# Duck boat, blind or no blind?



## deadduck (Jul 21, 2009)

I just got a duck boat and just equipped it with a flip of muddy buddy blind. I have not yet used it. I was just wondering if it is better to ditch the boat and hide in the weeds or hunt out of the boat with the blind?

What do the rest of you with a boat do? Hunt with a blind on your boat? Or do you haul everything out in the boat, and then ditch the boat and hunt in the phrag?

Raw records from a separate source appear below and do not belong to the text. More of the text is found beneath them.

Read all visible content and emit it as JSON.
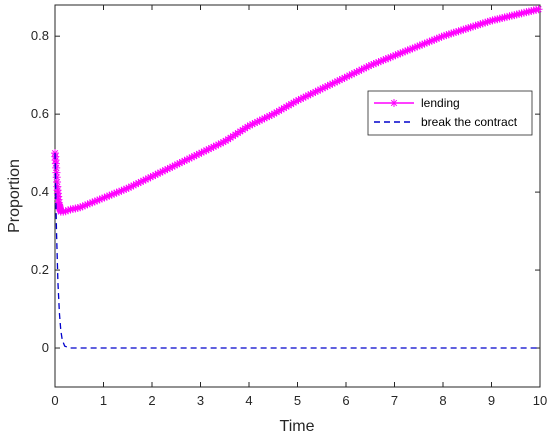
{
  "chart_data": {
    "type": "line",
    "title": "",
    "xlabel": "Time",
    "ylabel": "Proportion",
    "xlim": [
      0,
      10
    ],
    "ylim": [
      -0.1,
      0.88
    ],
    "xticks": [
      "0",
      "1",
      "2",
      "3",
      "4",
      "5",
      "6",
      "7",
      "8",
      "9",
      "10"
    ],
    "yticks": [
      "0",
      "0.2",
      "0.4",
      "0.6",
      "0.8"
    ],
    "grid": false,
    "legend_position": "top-right",
    "series": [
      {
        "name": "lending",
        "color": "#ff00ff",
        "marker": "asterisk",
        "line_style": "solid",
        "x": [
          0,
          0.02,
          0.05,
          0.08,
          0.12,
          0.2,
          0.3,
          0.5,
          1,
          1.5,
          2,
          2.5,
          3,
          3.5,
          4,
          4.5,
          5,
          5.5,
          6,
          6.5,
          7,
          7.5,
          8,
          8.5,
          9,
          9.5,
          10
        ],
        "y": [
          0.5,
          0.47,
          0.41,
          0.37,
          0.35,
          0.35,
          0.355,
          0.36,
          0.385,
          0.41,
          0.44,
          0.47,
          0.5,
          0.53,
          0.57,
          0.6,
          0.635,
          0.665,
          0.695,
          0.725,
          0.75,
          0.775,
          0.8,
          0.82,
          0.84,
          0.855,
          0.87
        ]
      },
      {
        "name": "break the contract",
        "color": "#0000cc",
        "marker": "none",
        "line_style": "dashed",
        "x": [
          0,
          0.03,
          0.06,
          0.09,
          0.12,
          0.15,
          0.2,
          0.3,
          0.5,
          1,
          10
        ],
        "y": [
          0.5,
          0.3,
          0.17,
          0.09,
          0.045,
          0.02,
          0.005,
          0.0,
          0.0,
          0.0,
          0.0
        ]
      }
    ]
  }
}
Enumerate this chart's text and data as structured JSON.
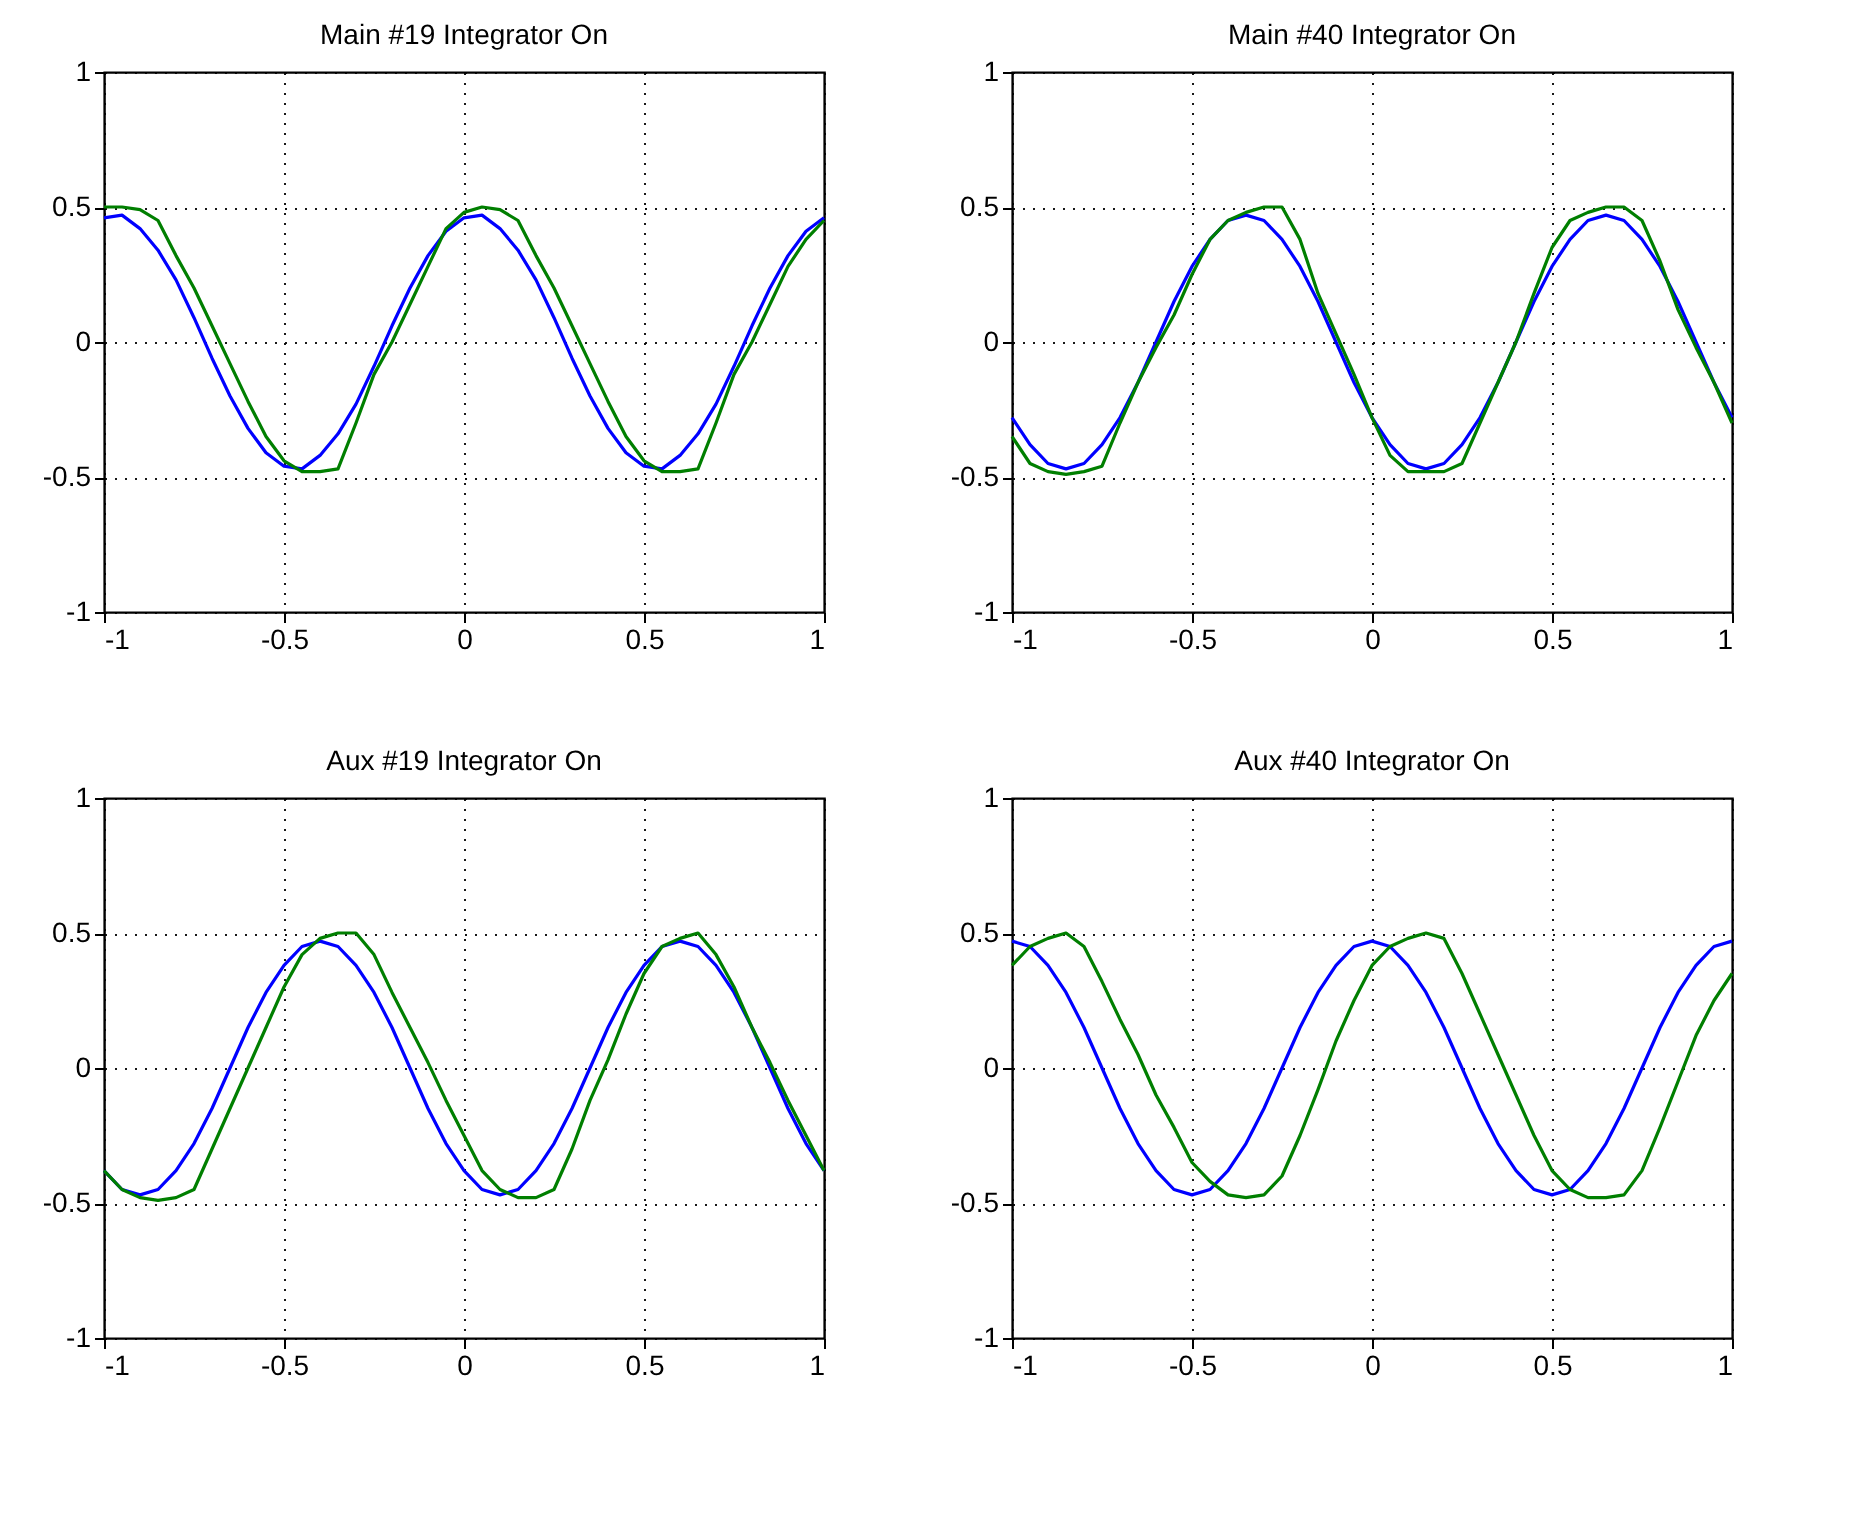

Im just looking for the pros and cons


----------



## hoghunter011583 (Jul 21, 2008)

I like hunting from a clump of weeds. I like to use the boat to get me deep and then cover it with phrag and stand in the weeds. If it is later in the season I like to lay in my canoe and cover it with weeds and pass shoot divers. I've hunted out of a ton of boat blinds and I've not found one that will consistantly fool late season puddle ducks.


----------



## manzquad (Feb 10, 2010)

Why stand in the water if you dont have to? When it gets freezing you can put a heater on the floor. Oh yea the b.i.l.'s boat has a floor kit, sure makes it nice.


----------



## king eider (Aug 20, 2009)

i ditch the boat and hunt from the grass... i used to hunt from the boat, but found more success when i got away from the bulky crappy boat hide. i havent really hunted to much in heavy Phrag patches. easy to hide in that stuff i guess.
anyhow, good luck at whatever you do!!


----------



## 357bob (Sep 30, 2007)

I have had at least 5 different blinds on my boat and every time I change it I find myself making it shorter than the one before. The biggest problem other than height has been the top. If you could see down on the blind I am pretty sure it looks like a big black hole. My latest blind has a flip top which, last year, proved very effective. However at times you will find if you just leave the blind down and hide anything bright you can just sit on the fllor and it actually works better.


----------



## Fowlmouth (Oct 4, 2008)

I don't put my blind on the boat until November when the cattails and weeds have changed color to match my blind. I just hide it in the phrag and have never had a problem shooting birds, and it's much easier for my labrador to see the birds hit the water instead of doing blind retrieves all day.


----------



## KennyC (Apr 28, 2010)

This is my 1st year hunting Ducks. I have watched a lot of shows and videos about where and how they hunt. I have been out a couple of times this year and hunted from the weeds and frag. It seems to me that ground hunting is a better option and to use a boat as a transporter would be a much better option. I would like to think that the boat that I have is a good one for hunting waterfowl but as we all know the ducks don't always fall right where they are shot, so I would think to be able to walk and search would be a much better option. Just my opinion.


----------